Awesome
Elarion
Elarion is a collection of tools for Unity. It includes quite a few things, but here are the highlights:
- Scriptable Object tooling enabling you to handle the data-binding in a convenient and very "Unity" way. Or just build you whole architecture using ScriptableObjects, you call.
- Custom event system that helps leverage said scriptable objects.
- Minimal UI system which can easily scale to handle very complex use-cases. The goal with this is to reuse as much of Unity's GUI system as possible and add very little to make it convenient to work with.
- A set of graphic components styled according to the Material Design guidelines that I prepared to be used for easy UI building (A tutorial is in the works).
- Generic custom inspector in which you can add conditional rendering, buttons, and a lot of other useful tidbits. And all that works with your property drawers.

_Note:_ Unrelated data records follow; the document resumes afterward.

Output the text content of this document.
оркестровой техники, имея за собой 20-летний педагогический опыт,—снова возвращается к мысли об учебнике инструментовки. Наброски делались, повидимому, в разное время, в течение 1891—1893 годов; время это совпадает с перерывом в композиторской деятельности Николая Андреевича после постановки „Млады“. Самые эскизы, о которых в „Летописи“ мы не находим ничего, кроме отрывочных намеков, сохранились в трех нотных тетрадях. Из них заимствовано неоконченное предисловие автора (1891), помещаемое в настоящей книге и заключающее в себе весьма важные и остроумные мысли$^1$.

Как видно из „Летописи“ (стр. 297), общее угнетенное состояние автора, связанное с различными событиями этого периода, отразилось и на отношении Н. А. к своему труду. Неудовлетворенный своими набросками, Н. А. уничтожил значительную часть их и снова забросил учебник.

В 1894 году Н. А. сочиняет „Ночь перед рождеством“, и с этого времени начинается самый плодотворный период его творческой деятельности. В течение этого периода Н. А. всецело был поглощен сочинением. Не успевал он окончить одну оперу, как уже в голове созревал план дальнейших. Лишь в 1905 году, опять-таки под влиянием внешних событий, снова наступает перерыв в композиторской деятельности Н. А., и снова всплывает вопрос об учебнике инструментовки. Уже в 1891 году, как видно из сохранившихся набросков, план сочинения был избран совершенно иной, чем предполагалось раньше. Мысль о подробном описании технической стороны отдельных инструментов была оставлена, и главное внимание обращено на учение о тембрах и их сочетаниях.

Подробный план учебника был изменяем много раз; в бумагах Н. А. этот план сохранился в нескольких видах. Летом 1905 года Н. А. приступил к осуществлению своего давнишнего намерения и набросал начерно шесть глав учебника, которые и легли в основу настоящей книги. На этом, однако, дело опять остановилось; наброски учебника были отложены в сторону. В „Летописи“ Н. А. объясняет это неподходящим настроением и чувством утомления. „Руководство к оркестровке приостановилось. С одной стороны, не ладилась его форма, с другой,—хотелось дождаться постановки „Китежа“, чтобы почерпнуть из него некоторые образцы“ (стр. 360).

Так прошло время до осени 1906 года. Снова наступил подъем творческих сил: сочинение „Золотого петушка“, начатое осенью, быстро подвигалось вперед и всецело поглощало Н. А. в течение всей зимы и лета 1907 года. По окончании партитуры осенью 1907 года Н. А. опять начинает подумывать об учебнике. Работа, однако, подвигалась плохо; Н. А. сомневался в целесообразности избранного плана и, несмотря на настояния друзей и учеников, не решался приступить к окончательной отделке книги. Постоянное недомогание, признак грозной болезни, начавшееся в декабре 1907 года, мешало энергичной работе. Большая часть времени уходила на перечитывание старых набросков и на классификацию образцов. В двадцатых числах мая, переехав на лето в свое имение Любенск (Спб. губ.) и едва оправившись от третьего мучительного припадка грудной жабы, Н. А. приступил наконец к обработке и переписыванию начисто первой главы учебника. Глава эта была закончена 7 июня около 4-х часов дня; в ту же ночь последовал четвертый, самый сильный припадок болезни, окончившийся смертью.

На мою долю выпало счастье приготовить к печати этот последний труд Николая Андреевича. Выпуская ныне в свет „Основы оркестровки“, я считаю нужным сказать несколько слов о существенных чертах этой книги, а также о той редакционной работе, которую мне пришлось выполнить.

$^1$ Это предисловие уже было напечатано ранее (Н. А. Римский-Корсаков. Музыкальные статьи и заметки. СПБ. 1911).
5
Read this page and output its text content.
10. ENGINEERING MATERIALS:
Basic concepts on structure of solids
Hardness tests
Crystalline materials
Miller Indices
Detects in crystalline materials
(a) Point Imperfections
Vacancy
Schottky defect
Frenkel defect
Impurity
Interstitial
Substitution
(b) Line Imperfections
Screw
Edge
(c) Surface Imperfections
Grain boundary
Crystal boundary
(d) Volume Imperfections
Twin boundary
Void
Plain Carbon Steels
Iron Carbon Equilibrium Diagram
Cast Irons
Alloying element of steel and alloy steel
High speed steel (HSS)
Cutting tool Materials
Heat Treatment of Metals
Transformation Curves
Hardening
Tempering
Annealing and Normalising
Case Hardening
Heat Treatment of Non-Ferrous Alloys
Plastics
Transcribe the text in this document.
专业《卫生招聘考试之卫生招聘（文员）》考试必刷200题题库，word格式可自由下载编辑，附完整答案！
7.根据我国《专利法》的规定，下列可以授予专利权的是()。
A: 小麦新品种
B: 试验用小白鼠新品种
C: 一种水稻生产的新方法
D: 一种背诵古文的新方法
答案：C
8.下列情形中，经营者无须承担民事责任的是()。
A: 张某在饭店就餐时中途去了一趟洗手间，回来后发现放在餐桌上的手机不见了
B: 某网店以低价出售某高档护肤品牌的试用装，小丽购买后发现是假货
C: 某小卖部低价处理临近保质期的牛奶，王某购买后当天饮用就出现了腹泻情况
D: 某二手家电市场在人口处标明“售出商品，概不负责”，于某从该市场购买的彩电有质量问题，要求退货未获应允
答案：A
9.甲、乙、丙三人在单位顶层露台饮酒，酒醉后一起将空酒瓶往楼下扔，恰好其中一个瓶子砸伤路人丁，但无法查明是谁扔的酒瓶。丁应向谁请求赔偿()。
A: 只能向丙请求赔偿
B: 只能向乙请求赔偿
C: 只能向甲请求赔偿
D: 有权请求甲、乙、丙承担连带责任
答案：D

- Lots of property drawers to help display data in the editor.
- Variety of different tools with various functionality. Those vary from extension methods to an IconManager that allows for assets to inherit icons.
This thing is huge, I know, and I'm working on breaking it down into a couple of smaller repositories. This one will always be the central hub, but expect to see some submodules in the near future.
Getting Started
Adding Elarion to your project can be as easy as downloading it and extracting it anywhere in your Assets Folder. Alternatively, for easier updates (and extra points), you can add it as a git submodule.
Adding Elarion as a git submodule
If you're not familiar with git submodules, you can get started here.
Adding the submodule
I'll describe a simple setup in which Elarion lives in the root directory of the project - modify it to suit your needs.
First, go to your project's directory and run:
cd Assets
git submodule add https://github.com/jedybg/Elarion.git
This will clone the project in a the Elarion directory. You'll need to commit the folder and the .gitmodules file (tracking all submodules) to your repository.
Updating the submodule
The great thing about submodules is that they're simple repositories. You can easily go to your project's directory and use git pull to update to the latest version.
cd Assets/Elarion
git pull # or any other git command
Just remember that this will generate a changeset in your repository which you'll have to later commit.
Contributing
The project is, of course, open to contributions. Just fork it and post a pull request.
Authors
- Jordan Georgiev - The one to (git) blame - jedybg
License
This project is licensed under the MIT - see the LICENSE file for details.